Johann Sebastian Bach was better known as a virtuoso
organist than as a composer in his day. His sacred
music, organ and choral works, and other instrumental
music had an enthusiasm and seeming freedom that
concealed immense rigor. Bach's use of counterpoint was
brilliant and innovative, and the immense complexities
of his compositional style -- which often included
religious and numerological symbols that seem to fit
perfectly together in a profound puzzle of special
codes -- still amaze musicians today. Many consider him
the greatest composer of all time.
The Suite in C major is probably the most popular of
Bach's six suites for solo cello, among cellists and
listeners alike.
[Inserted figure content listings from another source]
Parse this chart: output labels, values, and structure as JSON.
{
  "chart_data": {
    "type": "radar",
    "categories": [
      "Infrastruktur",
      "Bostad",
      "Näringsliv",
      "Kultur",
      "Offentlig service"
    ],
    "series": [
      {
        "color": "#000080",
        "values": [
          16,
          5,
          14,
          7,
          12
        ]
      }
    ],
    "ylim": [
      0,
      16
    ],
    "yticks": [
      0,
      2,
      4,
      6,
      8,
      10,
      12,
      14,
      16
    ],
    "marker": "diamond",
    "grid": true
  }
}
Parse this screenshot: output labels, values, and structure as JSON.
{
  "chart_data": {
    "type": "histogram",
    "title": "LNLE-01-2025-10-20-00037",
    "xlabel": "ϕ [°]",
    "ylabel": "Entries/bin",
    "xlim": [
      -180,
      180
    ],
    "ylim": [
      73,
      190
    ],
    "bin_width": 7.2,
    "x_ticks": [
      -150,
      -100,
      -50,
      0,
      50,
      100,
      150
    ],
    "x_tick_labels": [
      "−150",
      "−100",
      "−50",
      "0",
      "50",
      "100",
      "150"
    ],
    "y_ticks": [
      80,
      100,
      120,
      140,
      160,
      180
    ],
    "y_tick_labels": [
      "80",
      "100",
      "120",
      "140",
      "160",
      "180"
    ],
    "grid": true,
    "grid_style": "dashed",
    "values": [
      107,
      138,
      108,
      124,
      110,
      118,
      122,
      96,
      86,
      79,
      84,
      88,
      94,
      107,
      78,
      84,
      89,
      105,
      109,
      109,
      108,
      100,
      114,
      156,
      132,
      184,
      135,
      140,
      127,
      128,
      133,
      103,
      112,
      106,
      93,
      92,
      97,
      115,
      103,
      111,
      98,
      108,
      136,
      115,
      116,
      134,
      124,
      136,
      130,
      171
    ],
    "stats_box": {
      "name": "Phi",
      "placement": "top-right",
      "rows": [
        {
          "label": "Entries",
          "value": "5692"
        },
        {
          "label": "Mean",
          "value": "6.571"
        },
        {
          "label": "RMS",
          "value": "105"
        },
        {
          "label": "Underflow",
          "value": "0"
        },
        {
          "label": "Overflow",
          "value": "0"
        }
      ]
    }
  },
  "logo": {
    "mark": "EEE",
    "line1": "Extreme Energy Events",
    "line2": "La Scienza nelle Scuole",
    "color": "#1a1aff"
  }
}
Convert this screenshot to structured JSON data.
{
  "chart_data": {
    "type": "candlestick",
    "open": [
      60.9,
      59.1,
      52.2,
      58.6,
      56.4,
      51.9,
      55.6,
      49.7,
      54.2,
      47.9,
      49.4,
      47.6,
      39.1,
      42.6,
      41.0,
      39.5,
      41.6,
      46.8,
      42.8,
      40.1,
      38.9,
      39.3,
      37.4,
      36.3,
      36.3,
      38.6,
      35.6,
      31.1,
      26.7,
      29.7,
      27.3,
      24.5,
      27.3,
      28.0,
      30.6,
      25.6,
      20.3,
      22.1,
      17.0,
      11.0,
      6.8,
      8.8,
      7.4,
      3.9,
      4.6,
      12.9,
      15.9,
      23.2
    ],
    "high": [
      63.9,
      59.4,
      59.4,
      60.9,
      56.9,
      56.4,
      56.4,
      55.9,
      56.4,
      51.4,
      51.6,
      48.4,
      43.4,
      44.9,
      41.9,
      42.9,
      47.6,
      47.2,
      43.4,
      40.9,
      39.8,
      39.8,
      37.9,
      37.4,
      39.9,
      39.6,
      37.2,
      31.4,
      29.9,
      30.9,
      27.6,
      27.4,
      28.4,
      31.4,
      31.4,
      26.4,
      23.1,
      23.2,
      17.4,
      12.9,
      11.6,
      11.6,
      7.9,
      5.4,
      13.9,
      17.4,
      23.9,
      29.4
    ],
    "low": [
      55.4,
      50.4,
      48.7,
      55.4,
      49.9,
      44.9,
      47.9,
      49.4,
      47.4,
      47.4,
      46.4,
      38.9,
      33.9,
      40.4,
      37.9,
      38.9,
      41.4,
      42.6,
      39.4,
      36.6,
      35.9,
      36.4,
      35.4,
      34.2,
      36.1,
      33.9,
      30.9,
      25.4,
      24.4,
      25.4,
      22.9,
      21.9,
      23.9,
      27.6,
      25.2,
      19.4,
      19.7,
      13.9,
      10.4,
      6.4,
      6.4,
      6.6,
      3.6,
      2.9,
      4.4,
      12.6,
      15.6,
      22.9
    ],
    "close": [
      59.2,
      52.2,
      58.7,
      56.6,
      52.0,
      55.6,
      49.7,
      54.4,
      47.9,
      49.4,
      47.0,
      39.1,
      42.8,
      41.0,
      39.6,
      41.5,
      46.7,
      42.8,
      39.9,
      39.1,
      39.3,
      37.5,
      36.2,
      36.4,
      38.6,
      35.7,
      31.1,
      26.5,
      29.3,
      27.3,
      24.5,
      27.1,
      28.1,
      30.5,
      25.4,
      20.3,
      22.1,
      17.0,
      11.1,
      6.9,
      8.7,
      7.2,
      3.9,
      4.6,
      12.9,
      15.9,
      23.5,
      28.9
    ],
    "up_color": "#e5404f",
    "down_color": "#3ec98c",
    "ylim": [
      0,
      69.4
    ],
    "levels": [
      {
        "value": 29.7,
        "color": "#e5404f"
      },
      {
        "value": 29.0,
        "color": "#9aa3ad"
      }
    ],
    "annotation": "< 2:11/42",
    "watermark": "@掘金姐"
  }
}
How could one resist the work's mix of
nobility, exuberance, and relative contrapuntal
simplicity? Casals, who more than any other performer
brought these suites to the forefront of the cello
repertory, found in it a heroic quality. Yet this suite
also has close ties to its brethren. The Prelude
recalls the discursive improvisatory flavor of the
second suite, but opens with a descending figure and a
mood of bright sunshine instead of the study in tragedy
and tension that the second suite undertakes from the
beginning. The Prelude also makes brilliant use of a
mighty pedal point; a single note is held in the bass
register while a series of progressively richer and
richer figures build tension, pushing harder and harder
for resolution. A similar figure is used to heighten a
sense of pathos in the Prelude to the St. John Passion.
Here, however, the pedal point develops instead into an
expression of great warmth and happiness.
After the Prelude come a lively Allemande, a Courante,
a Sarabande, a double Bourrée, and a Gigue. The
Sarabande proceeds in a series of triple and quadruple
stops that offer the cellist plenty of room for gutsy
expressiveness and at the same time outline the implied
polyphony that so fascinates those who hear these
works. For this suite, as in the fourth suite, Bach
uses a pair of Bourrées for the galant element. These
reinforce the sense of buoyant optimism that pervades
the work, though a sudden minor-key turn in the second
Bourrée reminds us that no triumph is ever complete.
But the final Gigue restores the lightness of this
bouncy, virtuosic suite, perhaps the most idiomatic to
the cello of all six suites.
Although originally written for Solo Cello. I created
this Arrangement of the Suite No. 3 in C Major (BWV
1009) transposed to G Major for Classical Guitar.